Few pleasures are better than beginning a new book and finding it a great read.
On the other hand, it can be disappointing when you spend precious time reading a book only to find it a bore or filled with stuff you'd rather not read about.
The holidays may be creeping up, but surely between stuffing the turkey and setting the table, or when stuck in a shopping line or at the dentist's office, there can be a bit of time where a good book can save your sanity.
I therefore offer a few of the best I have read recently.
The first one, by Carlos Ruiz Zafon, is called "The Shadow of the Wind," a gothic tale starting in 1945 as Spain is trying to rebuild after the World War II.
Zafon's prose is beautiful, and the story caught me right away when Daniel's father takes him to "The Cemetery of Forgotten Books" telling him as they are walking there, "This is a place of mystery, Daniel, a sanctuary. Every book, every volume you see here, has a soul. The soul of the person who wrote it and of those who read it and lived and dreamed with it. Every time a book changes hands, every time someone runs his eyes down its pages, its spirit grows and strengthens."
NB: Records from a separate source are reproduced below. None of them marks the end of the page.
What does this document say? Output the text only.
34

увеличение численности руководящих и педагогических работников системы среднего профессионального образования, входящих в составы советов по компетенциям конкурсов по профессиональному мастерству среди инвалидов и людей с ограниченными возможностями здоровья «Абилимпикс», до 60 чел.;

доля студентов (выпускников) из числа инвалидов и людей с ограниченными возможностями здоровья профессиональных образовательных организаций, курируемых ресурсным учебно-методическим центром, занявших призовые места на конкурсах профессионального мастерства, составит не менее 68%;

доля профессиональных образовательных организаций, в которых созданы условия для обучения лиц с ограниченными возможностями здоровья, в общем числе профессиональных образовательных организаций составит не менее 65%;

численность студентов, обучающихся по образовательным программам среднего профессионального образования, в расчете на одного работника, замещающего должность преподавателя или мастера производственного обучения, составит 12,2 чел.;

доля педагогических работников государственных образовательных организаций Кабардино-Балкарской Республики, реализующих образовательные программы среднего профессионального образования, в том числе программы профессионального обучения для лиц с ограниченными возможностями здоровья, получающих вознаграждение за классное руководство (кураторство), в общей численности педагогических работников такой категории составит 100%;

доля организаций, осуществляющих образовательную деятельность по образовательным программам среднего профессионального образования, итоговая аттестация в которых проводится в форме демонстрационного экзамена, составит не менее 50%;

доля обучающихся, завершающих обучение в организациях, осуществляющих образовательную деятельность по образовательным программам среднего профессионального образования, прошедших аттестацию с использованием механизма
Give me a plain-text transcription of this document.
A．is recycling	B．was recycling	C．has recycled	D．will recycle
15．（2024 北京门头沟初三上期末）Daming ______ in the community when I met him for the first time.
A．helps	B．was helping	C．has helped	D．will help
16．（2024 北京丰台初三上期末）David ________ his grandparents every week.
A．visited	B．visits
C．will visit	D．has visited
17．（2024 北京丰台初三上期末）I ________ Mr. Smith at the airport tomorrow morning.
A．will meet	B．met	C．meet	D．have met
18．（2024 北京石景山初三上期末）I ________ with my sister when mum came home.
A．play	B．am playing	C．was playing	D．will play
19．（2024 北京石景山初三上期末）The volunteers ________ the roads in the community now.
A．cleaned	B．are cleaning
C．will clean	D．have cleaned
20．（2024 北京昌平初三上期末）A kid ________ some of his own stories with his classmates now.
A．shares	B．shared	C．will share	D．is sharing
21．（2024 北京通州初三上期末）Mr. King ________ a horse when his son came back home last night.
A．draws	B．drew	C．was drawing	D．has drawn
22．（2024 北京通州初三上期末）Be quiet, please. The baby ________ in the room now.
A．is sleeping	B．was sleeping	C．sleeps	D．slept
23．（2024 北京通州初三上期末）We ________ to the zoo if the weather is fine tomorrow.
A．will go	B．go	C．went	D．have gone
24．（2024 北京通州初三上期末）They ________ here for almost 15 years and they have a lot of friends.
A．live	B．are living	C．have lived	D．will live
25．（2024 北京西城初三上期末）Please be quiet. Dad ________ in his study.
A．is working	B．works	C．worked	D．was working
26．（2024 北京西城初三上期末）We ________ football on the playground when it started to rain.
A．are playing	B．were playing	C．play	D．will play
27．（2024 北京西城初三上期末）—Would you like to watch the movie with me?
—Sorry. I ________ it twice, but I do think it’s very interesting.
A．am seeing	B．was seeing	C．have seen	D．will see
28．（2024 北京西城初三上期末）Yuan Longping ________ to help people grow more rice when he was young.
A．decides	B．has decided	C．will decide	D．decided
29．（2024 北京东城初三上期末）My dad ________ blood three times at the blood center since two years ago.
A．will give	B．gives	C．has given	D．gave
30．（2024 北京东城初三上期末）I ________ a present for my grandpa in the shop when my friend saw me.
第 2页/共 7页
In the words of Shakespeare, "And thereby hangs a tale."
Perhaps it was the wind and the fall leaves blowing about, or the fact that I was in Barcelona just a year ago that made this book so appealing. It's intriguing to the very end. If you like a good mystery, this goes well beyond, with danger, revenge, subplots upon subplots and a story that one review said could even challenge Dickens.
I loved it!
The same can be said for Abraham Verghese's "Cutting for Stone," which takes the reader on a realistic journey from India to Ethiopia to America.
Verghese is a professor at the Stanford School of Medicine, so this book is about doctors, but also about everyday people.
In the manner of Ann Tyler Verghese's characters are well-defined and interesting.
Another good read is "Sarah's Key," by Tatiana de Rosnay. It is a historical novel about the 1942 roundup of Jewish families in France, some of whom were French citizens.
They were forced to stay in squalid conditions in the Velodrome de Hiver and then were sent to other camps and eventually to Auschwitz.